A company built on a second chance

Pelipost was founded on a second chance. About one in three American adults has a criminal record, and that record can limit access to education, jobs, and housing. Each April, Pelipost partners with Prison Fellowship for Second Chance Month to create opportunity for people coming home. In that spirit, our Co-Founder and COO Becky Calderon shared her story.

How your second chance story started

Becky is direct about it: her incarceration itself was the opening. "I feel extremely blessed, extremely lucky that I had this opportunity that so many people don't have."

The opportunity came from her son, who kept hearing her say how much photos meant to her while she was inside, and who kept running into roadblocks trying to send them. "You know what, there's a need for this because it's taking me too much hassle to send my mom pictures." Pelipost came out of that conversation.

Were you prepared to reenter society?

Not entirely.
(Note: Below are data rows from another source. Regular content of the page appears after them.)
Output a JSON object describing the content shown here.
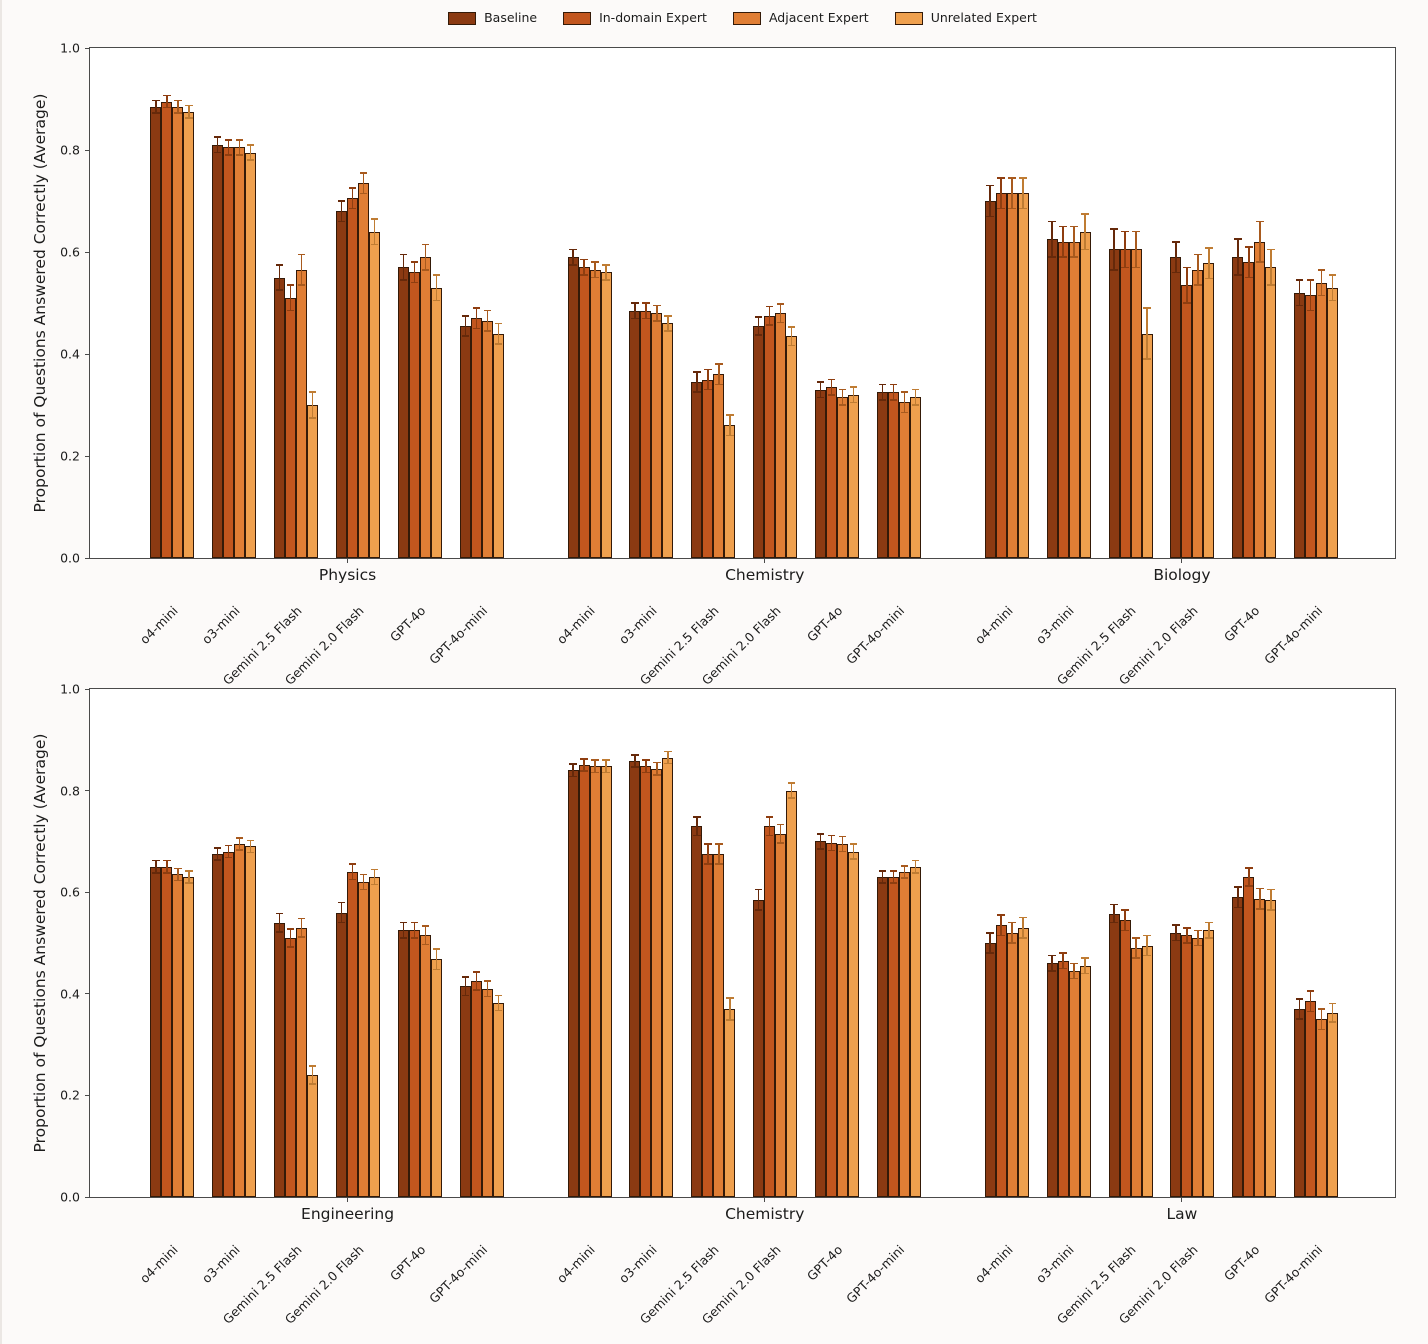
{
  "legend": {
    "items": [
      "Baseline",
      "In-domain Expert",
      "Adjacent Expert",
      "Unrelated Expert"
    ]
  },
  "colors": {
    "series": [
      "#8B3A12",
      "#C2561E",
      "#E07E35",
      "#EFA04E"
    ],
    "error_bars": [
      "#66290A",
      "#8F3E10",
      "#A85A1E",
      "#BF7C33"
    ],
    "bar_edge": "#341A08",
    "axis": "#4A4A4A",
    "text": "#1C1C1C",
    "plot_bg": "#FFFFFF",
    "page_bg": "#FCFAF9"
  },
  "chart_data": [
    {
      "type": "bar",
      "title": "",
      "xlabel": "",
      "ylabel": "Proportion of Questions Answered Correctly (Average)",
      "ylim": [
        0,
        1
      ],
      "yticks": [
        "0.0",
        "0.2",
        "0.4",
        "0.6",
        "0.8",
        "1.0"
      ],
      "grid": false,
      "legend_position": "upper center (shared, above this subplot)",
      "series_names": [
        "Baseline",
        "In-domain Expert",
        "Adjacent Expert",
        "Unrelated Expert"
      ],
      "domains": [
        {
          "label": "Physics",
          "models": [
            {
              "label": "o4-mini",
              "values": [
                0.885,
                0.895,
                0.885,
                0.875
              ],
              "errors": [
                0.012,
                0.012,
                0.012,
                0.012
              ]
            },
            {
              "label": "o3-mini",
              "values": [
                0.81,
                0.805,
                0.805,
                0.795
              ],
              "errors": [
                0.015,
                0.015,
                0.015,
                0.015
              ]
            },
            {
              "label": "Gemini 2.5 Flash",
              "values": [
                0.55,
                0.51,
                0.565,
                0.3
              ],
              "errors": [
                0.025,
                0.025,
                0.03,
                0.025
              ]
            },
            {
              "label": "Gemini 2.0 Flash",
              "values": [
                0.68,
                0.705,
                0.735,
                0.64
              ],
              "errors": [
                0.02,
                0.02,
                0.02,
                0.025
              ]
            },
            {
              "label": "GPT-4o",
              "values": [
                0.57,
                0.56,
                0.59,
                0.53
              ],
              "errors": [
                0.025,
                0.02,
                0.025,
                0.025
              ]
            },
            {
              "label": "GPT-4o-mini",
              "values": [
                0.455,
                0.47,
                0.465,
                0.44
              ],
              "errors": [
                0.02,
                0.02,
                0.02,
                0.02
              ]
            }
          ]
        },
        {
          "label": "Chemistry",
          "models": [
            {
              "label": "o4-mini",
              "values": [
                0.59,
                0.57,
                0.565,
                0.56
              ],
              "errors": [
                0.015,
                0.015,
                0.015,
                0.015
              ]
            },
            {
              "label": "o3-mini",
              "values": [
                0.485,
                0.485,
                0.48,
                0.46
              ],
              "errors": [
                0.015,
                0.015,
                0.015,
                0.015
              ]
            },
            {
              "label": "Gemini 2.5 Flash",
              "values": [
                0.345,
                0.35,
                0.36,
                0.26
              ],
              "errors": [
                0.02,
                0.02,
                0.02,
                0.02
              ]
            },
            {
              "label": "Gemini 2.0 Flash",
              "values": [
                0.455,
                0.475,
                0.48,
                0.435
              ],
              "errors": [
                0.018,
                0.018,
                0.018,
                0.018
              ]
            },
            {
              "label": "GPT-4o",
              "values": [
                0.33,
                0.335,
                0.315,
                0.32
              ],
              "errors": [
                0.015,
                0.015,
                0.015,
                0.015
              ]
            },
            {
              "label": "GPT-4o-mini",
              "values": [
                0.325,
                0.325,
                0.305,
                0.315
              ],
              "errors": [
                0.015,
                0.015,
                0.02,
                0.015
              ]
            }
          ]
        },
        {
          "label": "Biology",
          "models": [
            {
              "label": "o4-mini",
              "values": [
                0.7,
                0.715,
                0.715,
                0.715
              ],
              "errors": [
                0.03,
                0.03,
                0.03,
                0.03
              ]
            },
            {
              "label": "o3-mini",
              "values": [
                0.625,
                0.62,
                0.62,
                0.64
              ],
              "errors": [
                0.035,
                0.03,
                0.03,
                0.035
              ]
            },
            {
              "label": "Gemini 2.5 Flash",
              "values": [
                0.605,
                0.605,
                0.605,
                0.44
              ],
              "errors": [
                0.04,
                0.035,
                0.035,
                0.05
              ]
            },
            {
              "label": "Gemini 2.0 Flash",
              "values": [
                0.59,
                0.535,
                0.565,
                0.578
              ],
              "errors": [
                0.03,
                0.035,
                0.03,
                0.03
              ]
            },
            {
              "label": "GPT-4o",
              "values": [
                0.59,
                0.58,
                0.62,
                0.57
              ],
              "errors": [
                0.035,
                0.03,
                0.04,
                0.035
              ]
            },
            {
              "label": "GPT-4o-mini",
              "values": [
                0.52,
                0.515,
                0.54,
                0.53
              ],
              "errors": [
                0.025,
                0.03,
                0.025,
                0.025
              ]
            }
          ]
        }
      ]
    },
    {
      "type": "bar",
      "title": "",
      "xlabel": "",
      "ylabel": "Proportion of Questions Answered Correctly (Average)",
      "ylim": [
        0,
        1
      ],
      "yticks": [
        "0.0",
        "0.2",
        "0.4",
        "0.6",
        "0.8",
        "1.0"
      ],
      "grid": false,
      "legend_position": "none",
      "series_names": [
        "Baseline",
        "In-domain Expert",
        "Adjacent Expert",
        "Unrelated Expert"
      ],
      "domains": [
        {
          "label": "Engineering",
          "models": [
            {
              "label": "o4-mini",
              "values": [
                0.65,
                0.65,
                0.635,
                0.63
              ],
              "errors": [
                0.012,
                0.012,
                0.012,
                0.012
              ]
            },
            {
              "label": "o3-mini",
              "values": [
                0.675,
                0.68,
                0.695,
                0.69
              ],
              "errors": [
                0.012,
                0.012,
                0.012,
                0.012
              ]
            },
            {
              "label": "Gemini 2.5 Flash",
              "values": [
                0.54,
                0.51,
                0.53,
                0.24
              ],
              "errors": [
                0.018,
                0.018,
                0.018,
                0.018
              ]
            },
            {
              "label": "Gemini 2.0 Flash",
              "values": [
                0.56,
                0.64,
                0.62,
                0.63
              ],
              "errors": [
                0.02,
                0.015,
                0.015,
                0.015
              ]
            },
            {
              "label": "GPT-4o",
              "values": [
                0.525,
                0.525,
                0.515,
                0.468
              ],
              "errors": [
                0.015,
                0.015,
                0.018,
                0.02
              ]
            },
            {
              "label": "GPT-4o-mini",
              "values": [
                0.415,
                0.425,
                0.41,
                0.382
              ],
              "errors": [
                0.018,
                0.018,
                0.015,
                0.015
              ]
            }
          ]
        },
        {
          "label": "Chemistry",
          "models": [
            {
              "label": "o4-mini",
              "values": [
                0.84,
                0.85,
                0.848,
                0.848
              ],
              "errors": [
                0.012,
                0.012,
                0.012,
                0.012
              ]
            },
            {
              "label": "o3-mini",
              "values": [
                0.858,
                0.848,
                0.843,
                0.865
              ],
              "errors": [
                0.012,
                0.012,
                0.012,
                0.012
              ]
            },
            {
              "label": "Gemini 2.5 Flash",
              "values": [
                0.73,
                0.675,
                0.675,
                0.37
              ],
              "errors": [
                0.018,
                0.02,
                0.02,
                0.022
              ]
            },
            {
              "label": "Gemini 2.0 Flash",
              "values": [
                0.585,
                0.73,
                0.715,
                0.8
              ],
              "errors": [
                0.02,
                0.018,
                0.018,
                0.015
              ]
            },
            {
              "label": "GPT-4o",
              "values": [
                0.7,
                0.697,
                0.695,
                0.68
              ],
              "errors": [
                0.015,
                0.015,
                0.015,
                0.015
              ]
            },
            {
              "label": "GPT-4o-mini",
              "values": [
                0.63,
                0.63,
                0.64,
                0.65
              ],
              "errors": [
                0.012,
                0.012,
                0.012,
                0.012
              ]
            }
          ]
        },
        {
          "label": "Law",
          "models": [
            {
              "label": "o4-mini",
              "values": [
                0.5,
                0.535,
                0.52,
                0.53
              ],
              "errors": [
                0.02,
                0.02,
                0.02,
                0.02
              ]
            },
            {
              "label": "o3-mini",
              "values": [
                0.46,
                0.465,
                0.445,
                0.455
              ],
              "errors": [
                0.015,
                0.015,
                0.015,
                0.015
              ]
            },
            {
              "label": "Gemini 2.5 Flash",
              "values": [
                0.558,
                0.545,
                0.49,
                0.495
              ],
              "errors": [
                0.018,
                0.02,
                0.02,
                0.02
              ]
            },
            {
              "label": "Gemini 2.0 Flash",
              "values": [
                0.52,
                0.515,
                0.51,
                0.525
              ],
              "errors": [
                0.015,
                0.015,
                0.015,
                0.015
              ]
            },
            {
              "label": "GPT-4o",
              "values": [
                0.59,
                0.63,
                0.587,
                0.585
              ],
              "errors": [
                0.02,
                0.018,
                0.02,
                0.02
              ]
            },
            {
              "label": "GPT-4o-mini",
              "values": [
                0.37,
                0.385,
                0.35,
                0.363
              ],
              "errors": [
                0.02,
                0.02,
                0.02,
                0.018
              ]
            }
          ]
        }
      ]
    }
  ]
}
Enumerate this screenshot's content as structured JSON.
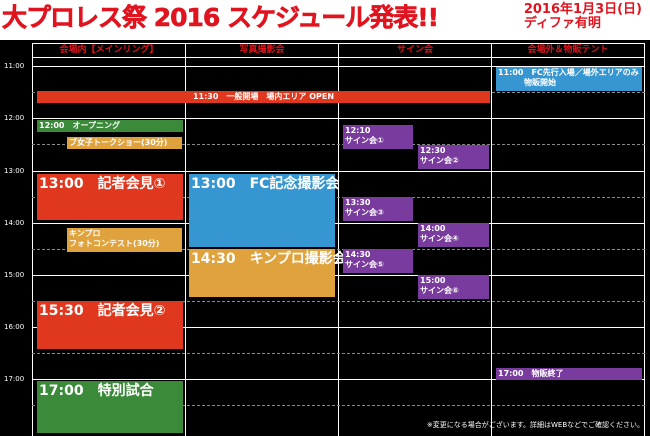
{
  "title": "大プロレス祭 2016 スケジュール発表!!",
  "date_line1": "2016年1月3日(日)",
  "date_line2": "ディファ有明",
  "headers": [
    "会場内【メインリング】",
    "写真撮影会",
    "サイン会",
    "会場外＆物販テント"
  ],
  "times": [
    "11:00",
    "12:00",
    "13:00",
    "14:00",
    "15:00",
    "16:00",
    "17:00"
  ],
  "events": {
    "general_open": "11:30　一般開場　場内エリア OPEN",
    "fc_entry_line1": "11:00　FC先行入場／場外エリアのみ",
    "fc_entry_line2": "物販開始",
    "opening": "12:00　オープニング",
    "talk_show": "ブ女子トークショー(30分)",
    "sign1_time": "12:10",
    "sign1_label": "サイン会①",
    "sign2_time": "12:30",
    "sign2_label": "サイン会②",
    "press1": "13:00　記者会見①",
    "fc_photo": "13:00　FC記念撮影会",
    "sign3_time": "13:30",
    "sign3_label": "サイン会③",
    "photo_contest_line1": "キンプロ",
    "photo_contest_line2": "フォトコンテスト(30分)",
    "sign4_time": "14:00",
    "sign4_label": "サイン会④",
    "kinpro_photo": "14:30　キンプロ撮影会",
    "sign5_time": "14:30",
    "sign5_label": "サイン会⑤",
    "sign6_time": "15:00",
    "sign6_label": "サイン会⑥",
    "press2": "15:30　記者会見②",
    "merch_end": "17:00　物販終了",
    "special_match": "17:00　特別試合"
  },
  "note": "※変更になる場合がございます。詳細はWEBなどでご確認ください。",
  "colors": {
    "title_red": "#e0141e",
    "event_red": "#e0381e",
    "event_green": "#3a8a3a",
    "event_blue": "#3596d1",
    "event_orange": "#e0a23c",
    "event_purple": "#7a3b9e",
    "board_bg": "#000000"
  }
}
But Becky had the one thing that makes the biggest difference: "The one thing that I did know was that I had family. That in itself is a blessing."

She names what a lot of people never say out loud: "You're almost scared to be free. Because on the inside, you know where you're sleeping, you know where you're eating. Then you get out, and you have no idea."

Becky Calderon, who co-founded Pelipost with her son Joseph Calderon after her incarceration, pictured with family

The weight of stigma after release

Becky is her own hardest critic. She came home while her father was developing Alzheimer's and stepped into caregiving beside her mother instead of jumping back into work. "I felt that I lost all my credibility. And I still feel that in ways. All of the sudden I was at the top of my career, and I went so far down."

Family was the key

Ask her if family unlocked her second chance and the answer is instant: "Absolutely. 100 percent." Her son never wavered. Her mother wrote constantly, held firm boundaries, and still made it clear she was loved. Her father, on the phone, could barely contain how much he wanted her home.

"Family for me was the number one motivator. It's what kept me trying." And trying, she says, is the whole game. The mountain of proving you deserve a second chance feels impossible alone.

If you don't have that support

Becky names the guilt that comes with being one of the lucky ones. "Ninety-nine-point-nine percent of failing is because you're alone." For anyone without a family safety net, she points to advocacy organizations, reentry programs, and community groups as the next best thing. And then: "All you have to do is try."